I concur in the judgment and join the opinion of the Court as far as it goes. Specifically, I agree that when Alien Tort Statute (ATS) “claims touch and concern the territory of the United States, they must do so with sufficient force to displace the presumption against extraterritorial application.” Ante, at 14. This formulation obviously leaves much unanswered, and perhaps there is wisdom in the Court’s preference for this narrow approach. I write separately to set out the broader standard that leads me to the conclusion that this case falls within the scope of the presumption.
In Morrison v. National Australia Bank Ltd., 561 U. S. ___ (2010), we explained that “the presumption against extraterritorial application would be a craven watchdog indeed if it retreated to its kennel whenever some domestic activity is involved in the case.” Id., at ___ (slip op., at 17). We also reiterated that a cause of action falls out- side the scope of the presumption—and thus is not barred by the presumption—only if the event or relationship that was “the ‘focus’ of congressional concern” under the relevant statute takes place within the United States. Ibid. (quoting EEOC v. Arabian American Oil Co., 499 U. S. 244, 255 (1991) ). For example, because “the focus of the [Securities] Exchange Act [of 1934] is not upon the place where the deception originated, but upon purchases and sales of securities in the United States,” we held in Mor-rison that §10(b) of the Exchange Act applies “only” to “transactions in securities listed on domestic exchanges, and domestic transactions in other securities.” 561 U. S., at ___–___ (slip op., at 17–18).

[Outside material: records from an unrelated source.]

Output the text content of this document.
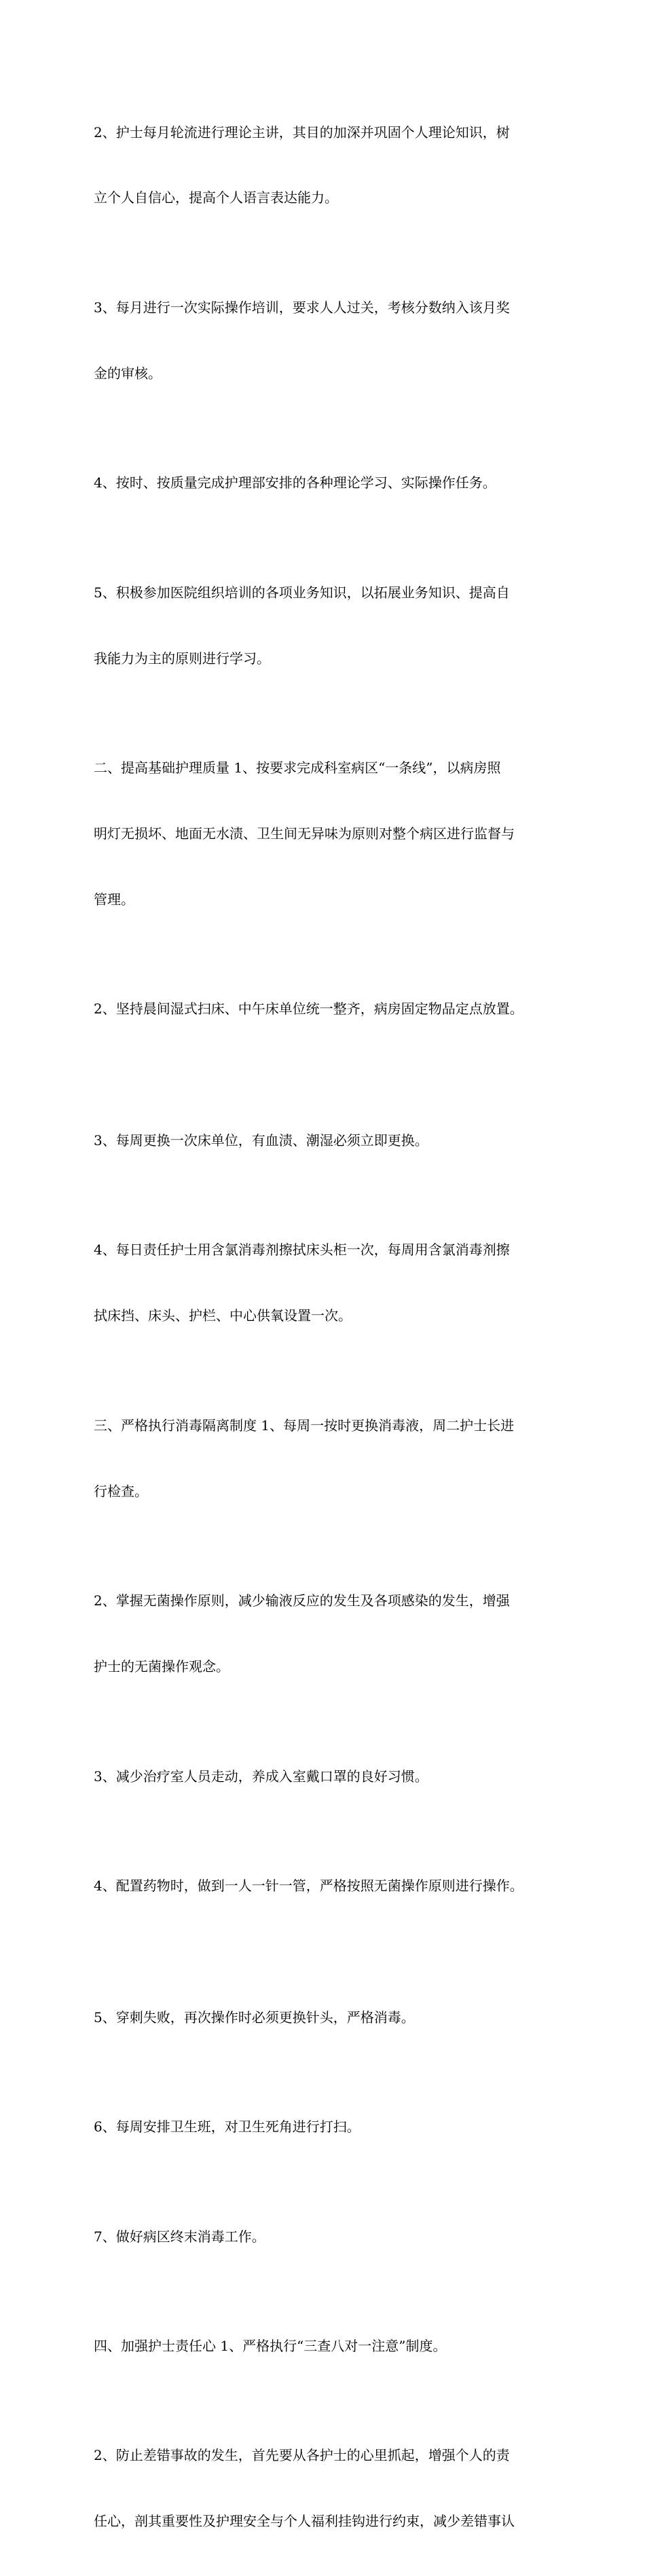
2、护士每月轮流进行理论主讲，其目的加深并巩固个人理论知识，树

立个人自信心，提高个人语言表达能力。

3、每月进行一次实际操作培训，要求人人过关，考核分数纳入该月奖

金的审核。

4、按时、按质量完成护理部安排的各种理论学习、实际操作任务。

5、积极参加医院组织培训的各项业务知识，以拓展业务知识、提高自

我能力为主的原则进行学习。

二、提高基础护理质量 1、按要求完成科室病区“一条线”，以病房照

明灯无损坏、地面无水渍、卫生间无异味为原则对整个病区进行监督与

管理。

2、坚持晨间湿式扫床、中午床单位统一整齐，病房固定物品定点放置。

3、每周更换一次床单位，有血渍、潮湿必须立即更换。

4、每日责任护士用含氯消毒剂擦拭床头柜一次，每周用含氯消毒剂擦

拭床挡、床头、护栏、中心供氧设置一次。

三、严格执行消毒隔离制度 1、每周一按时更换消毒液，周二护士长进

行检查。

2、掌握无菌操作原则，减少输液反应的发生及各项感染的发生，增强

护士的无菌操作观念。

3、减少治疗室人员走动，养成入室戴口罩的良好习惯。

4、配置药物时，做到一人一针一管，严格按照无菌操作原则进行操作。

5、穿刺失败，再次操作时必须更换针头，严格消毒。

6、每周安排卫生班，对卫生死角进行打扫。

7、做好病区终末消毒工作。

四、加强护士责任心 1、严格执行“三查八对一注意”制度。

2、防止差错事故的发生，首先要从各护士的心里抓起，增强个人的责

任心，剖其重要性及护理安全与个人福利挂钩进行约束，减少差错事认
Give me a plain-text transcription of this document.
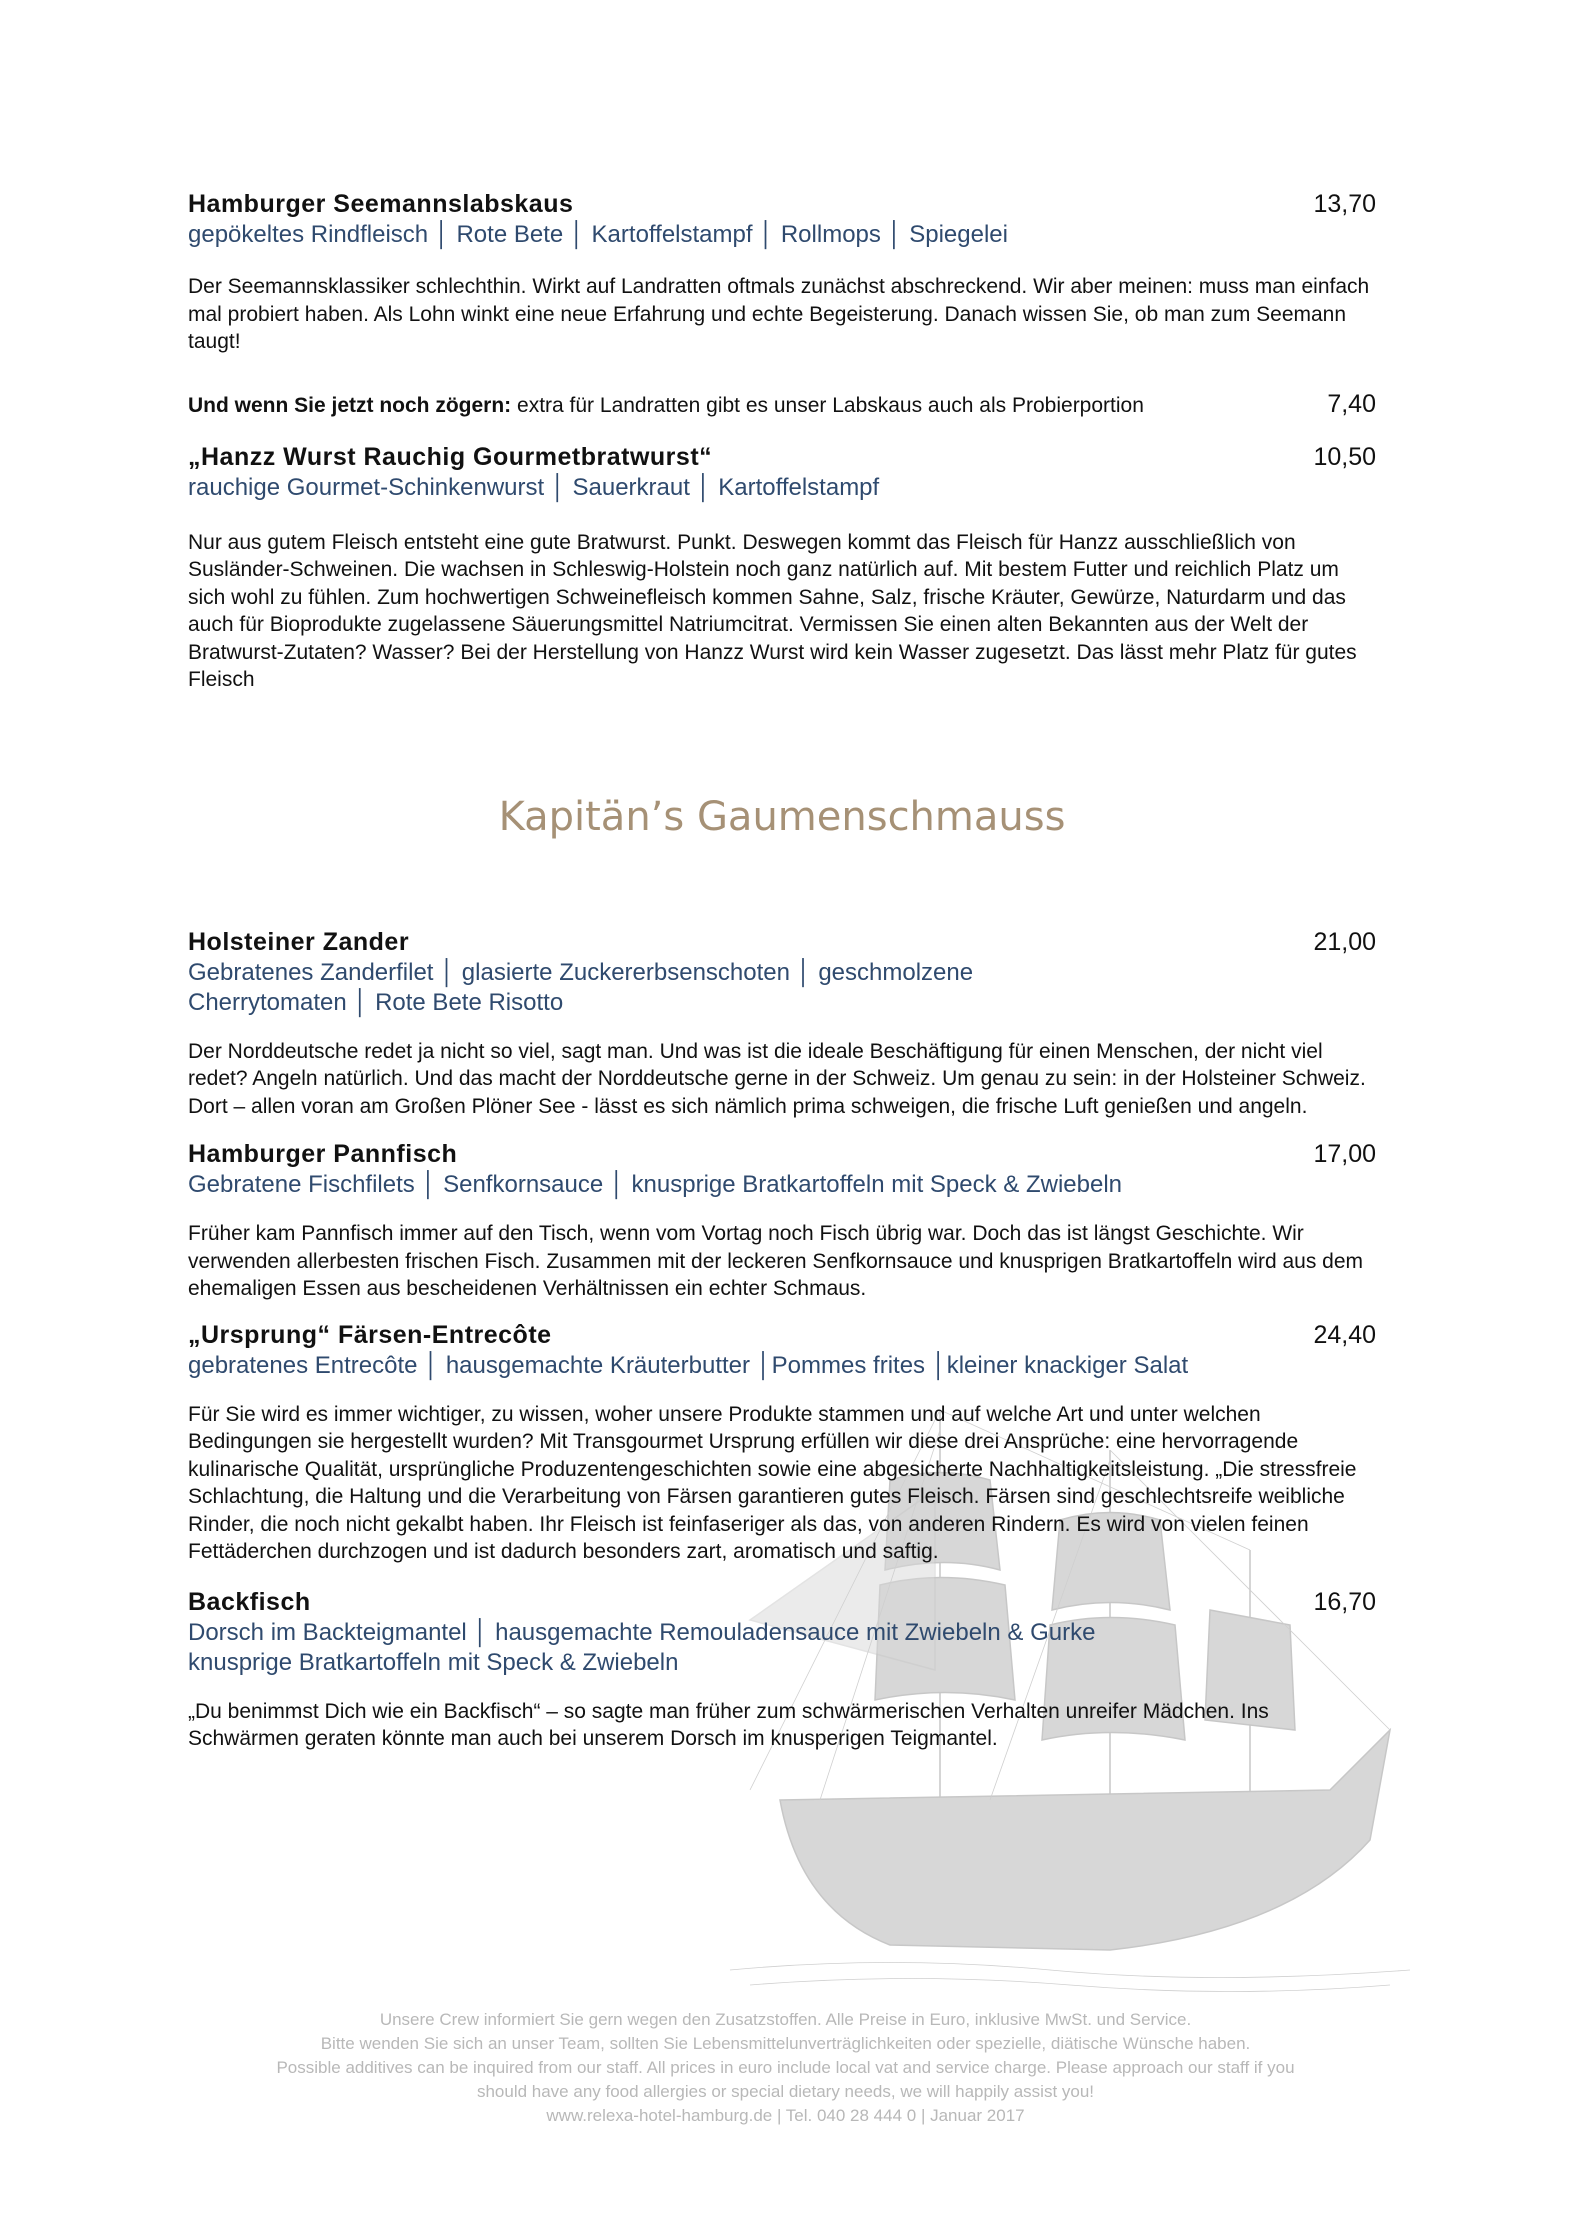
Hamburger Seemannslabskaus	13,70
gepökeltes Rindfleisch │ Rote Bete │ Kartoffelstampf │ Rollmops │ Spiegelei
Der Seemannsklassiker schlechthin. Wirkt auf Landratten oftmals zunächst abschreckend. Wir aber meinen: muss man einfach mal probiert haben. Als Lohn winkt eine neue Erfahrung und echte Begeisterung. Danach wissen Sie, ob man zum Seemann taugt!
Und wenn Sie jetzt noch zögern: extra für Landratten gibt es unser Labskaus auch als Probierportion	7,40
„Hanzz Wurst Rauchig Gourmetbratwurst“	10,50
rauchige Gourmet-Schinkenwurst │ Sauerkraut │ Kartoffelstampf
Nur aus gutem Fleisch entsteht eine gute Bratwurst. Punkt. Deswegen kommt das Fleisch für Hanzz ausschließlich von Susländer-Schweinen. Die wachsen in Schleswig-Holstein noch ganz natürlich auf. Mit bestem Futter und reichlich Platz um sich wohl zu fühlen. Zum hochwertigen Schweinefleisch kommen Sahne, Salz, frische Kräuter, Gewürze, Naturdarm und das auch für Bioprodukte zugelassene Säuerungsmittel Natriumcitrat. Vermissen Sie einen alten Bekannten aus der Welt der Bratwurst-Zutaten? Wasser? Bei der Herstellung von Hanzz Wurst wird kein Wasser zugesetzt. Das lässt mehr Platz für gutes Fleisch
Kapitän’s Gaumenschmauss
Holsteiner Zander	21,00
Gebratenes Zanderfilet │ glasierte Zuckererbsenschoten │ geschmolzene
Cherrytomaten │ Rote Bete Risotto
Der Norddeutsche redet ja nicht so viel, sagt man. Und was ist die ideale Beschäftigung für einen Menschen, der nicht viel redet? Angeln natürlich. Und das macht der Norddeutsche gerne in der Schweiz. Um genau zu sein: in der Holsteiner Schweiz. Dort – allen voran am Großen Plöner See - lässt es sich nämlich prima schweigen, die frische Luft genießen und angeln.
Hamburger Pannfisch	17,00
Gebratene Fischfilets │ Senfkornsauce │ knusprige Bratkartoffeln mit Speck & Zwiebeln
Früher kam Pannfisch immer auf den Tisch, wenn vom Vortag noch Fisch übrig war. Doch das ist längst Geschichte. Wir verwenden allerbesten frischen Fisch. Zusammen mit der leckeren Senfkornsauce und knusprigen Bratkartoffeln wird aus dem ehemaligen Essen aus bescheidenen Verhältnissen ein echter Schmaus.
„Ursprung“ Färsen-Entrecôte	24,40
gebratenes Entrecôte │ hausgemachte Kräuterbutter │Pommes frites │kleiner knackiger Salat
Für Sie wird es immer wichtiger, zu wissen, woher unsere Produkte stammen und auf welche Art und unter welchen Bedingungen sie hergestellt wurden? Mit Transgourmet Ursprung erfüllen wir diese drei Ansprüche: eine hervorragende kulinarische Qualität, ursprüngliche Produzentengeschichten sowie eine abgesicherte Nachhaltigkeitsleistung. „Die stressfreie Schlachtung, die Haltung und die Verarbeitung von Färsen garantieren gutes Fleisch. Färsen sind geschlechtsreife weibliche Rinder, die noch nicht gekalbt haben. Ihr Fleisch ist feinfaseriger als das, von anderen Rindern. Es wird von vielen feinen Fettäderchen durchzogen und ist dadurch besonders zart, aromatisch und saftig.
Backfisch	16,70
Dorsch im Backteigmantel │ hausgemachte Remouladensauce mit Zwiebeln & Gurke
knusprige Bratkartoffeln mit Speck & Zwiebeln
„Du benimmst Dich wie ein Backfisch“ – so sagte man früher zum schwärmerischen Verhalten unreifer Mädchen. Ins Schwärmen geraten könnte man auch bei unserem Dorsch im knusperigen Teigmantel.
Unsere Crew informiert Sie gern wegen den Zusatzstoffen. Alle Preise in Euro, inklusive MwSt. und Service.
Bitte wenden Sie sich an unser Team, sollten Sie Lebensmittelunverträglichkeiten oder spezielle, diätische Wünsche haben.
Possible additives can be inquired from our staff. All prices in euro include local vat and service charge. Please approach our staff if you
should have any food allergies or special dietary needs, we will happily assist you!
www.relexa-hotel-hamburg.de | Tel. 040 28 444 0 | Januar 2017
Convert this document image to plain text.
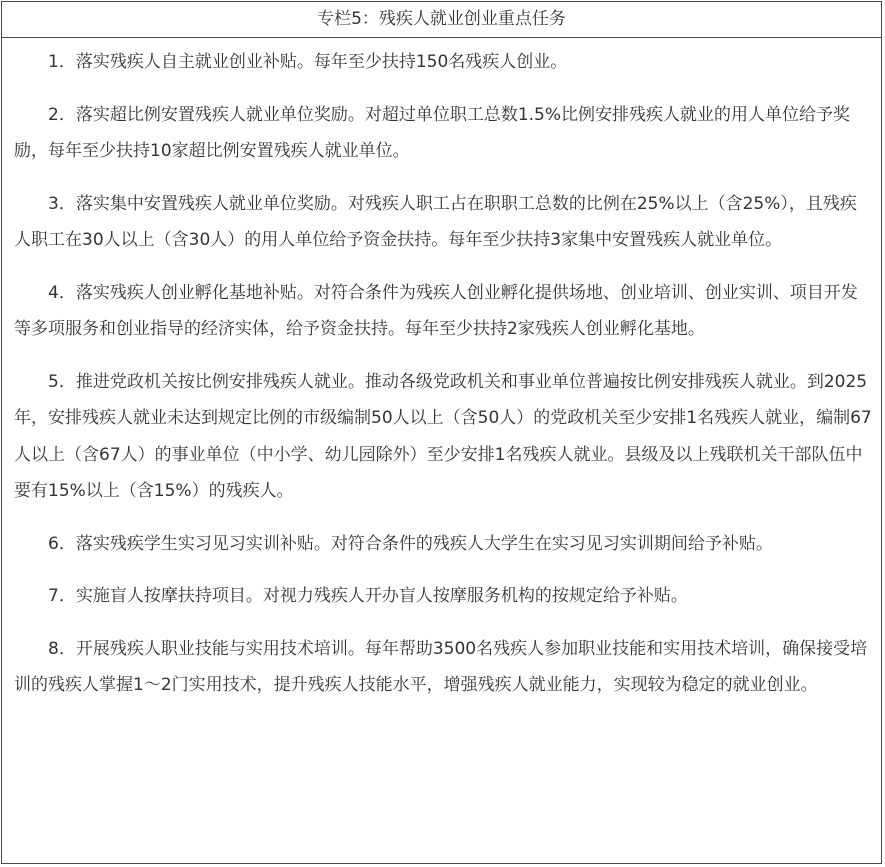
专栏5：残疾人就业创业重点任务

1．落实残疾人自主就业创业补贴。每年至少扶持150名残疾人创业。

2．落实超比例安置残疾人就业单位奖励。对超过单位职工总数1.5%比例安排残疾人就业的用人单位给予奖励，每年至少扶持10家超比例安置残疾人就业单位。

3．落实集中安置残疾人就业单位奖励。对残疾人职工占在职职工总数的比例在25%以上（含25%），且残疾人职工在30人以上（含30人）的用人单位给予资金扶持。每年至少扶持3家集中安置残疾人就业单位。

4．落实残疾人创业孵化基地补贴。对符合条件为残疾人创业孵化提供场地、创业培训、创业实训、项目开发等多项服务和创业指导的经济实体，给予资金扶持。每年至少扶持2家残疾人创业孵化基地。

5．推进党政机关按比例安排残疾人就业。推动各级党政机关和事业单位普遍按比例安排残疾人就业。到2025年，安排残疾人就业未达到规定比例的市级编制50人以上（含50人）的党政机关至少安排1名残疾人就业，编制67人以上（含67人）的事业单位（中小学、幼儿园除外）至少安排1名残疾人就业。县级及以上残联机关干部队伍中要有15%以上（含15%）的残疾人。

6．落实残疾学生实习见习实训补贴。对符合条件的残疾人大学生在实习见习实训期间给予补贴。

7．实施盲人按摩扶持项目。对视力残疾人开办盲人按摩服务机构的按规定给予补贴。

8．开展残疾人职业技能与实用技术培训。每年帮助3500名残疾人参加职业技能和实用技术培训，确保接受培训的残疾人掌握1～2门实用技术，提升残疾人技能水平，增强残疾人就业能力，实现较为稳定的就业创业。
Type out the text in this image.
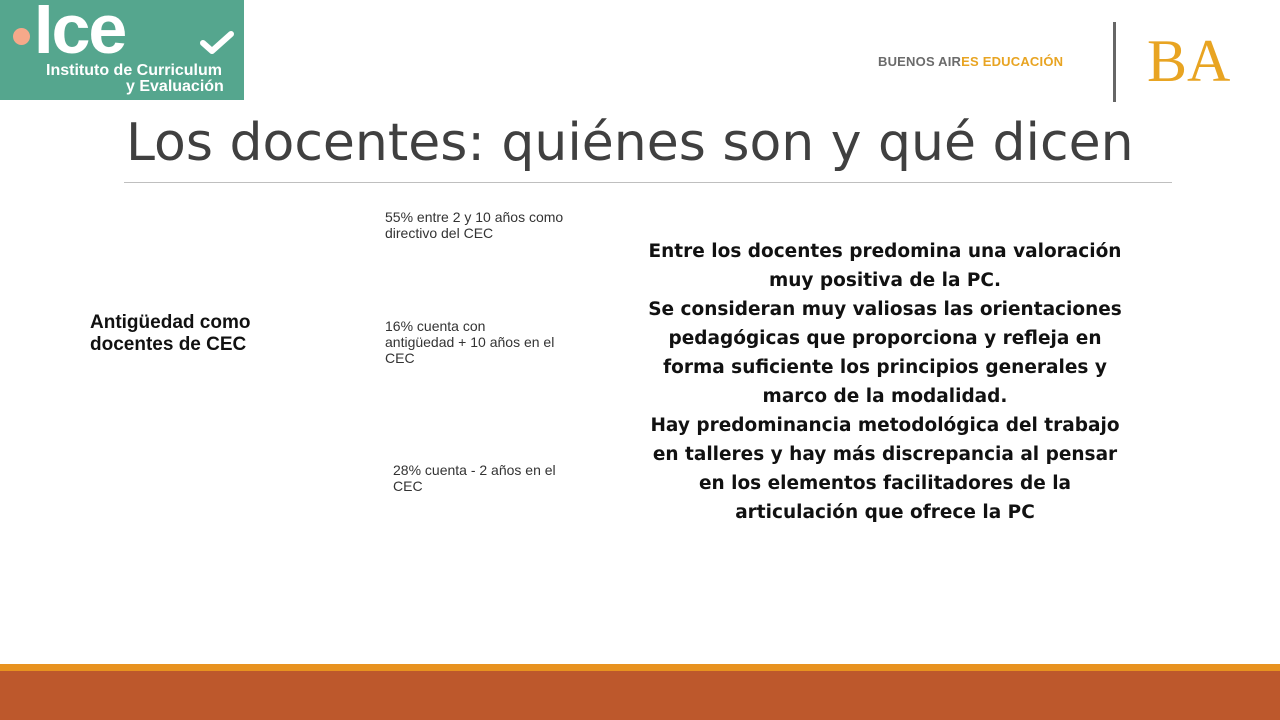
Ice
Instituto de Curriculum
y Evaluación
BUENOS AIRES EDUCACIÓN BA
Los docentes: quiénes son y qué dicen
Antigüedad como docentes de CEC
55% entre 2 y 10 años como directivo del CEC
16% cuenta con antigüedad + 10 años en el CEC
28% cuenta - 2 años en el CEC

Entre los docentes predomina una valoración muy positiva de la PC.

Se consideran muy valiosas las orientaciones pedagógicas que proporciona y refleja en forma suficiente los principios generales y marco de la modalidad.

Hay predominancia metodológica del trabajo en talleres y hay más discrepancia al pensar en los elementos facilitadores de la articulación que ofrece la PC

The Court’s decision in Sosa v. Alvarez-Machain, 542 U. S. 692 (2004) , makes clear that when the ATS was enacted, “congressional concern” was “ ‘focus[ed],’ ” Morrison, supra, at ___ (slip op., at 17), on the “three principal offenses against the law of nations” that had been identified by Blackstone: violation of safe conducts, infringement of the rights of ambassadors, and piracy, Sosa, 542 U. S., at 723–724. The Court therefore held that “federal courts should not recognize private claims under federal common law for violations of any international law norm with less definite content and acceptance among civilized nations than the historical paradigms familiar when [the ATS] was enacted.” Id., at 732. In other words, only conduct that satisfies Sosa’s requirements of definiteness and ac-ceptance among civilized nations can be said to have been “the ‘focus’ of congressional concern,” Morrison, supra, at ___ (slip op., at 17), when Congress enacted the ATS. As a result, a putative ATS cause of action will fall within the scope of the presumption against extraterritoriality—and will therefore be barred—unless the domestic conduct is sufficient to violate an international law norm that satisfies Sosa’s requirements of definiteness and acceptance among civilized nations.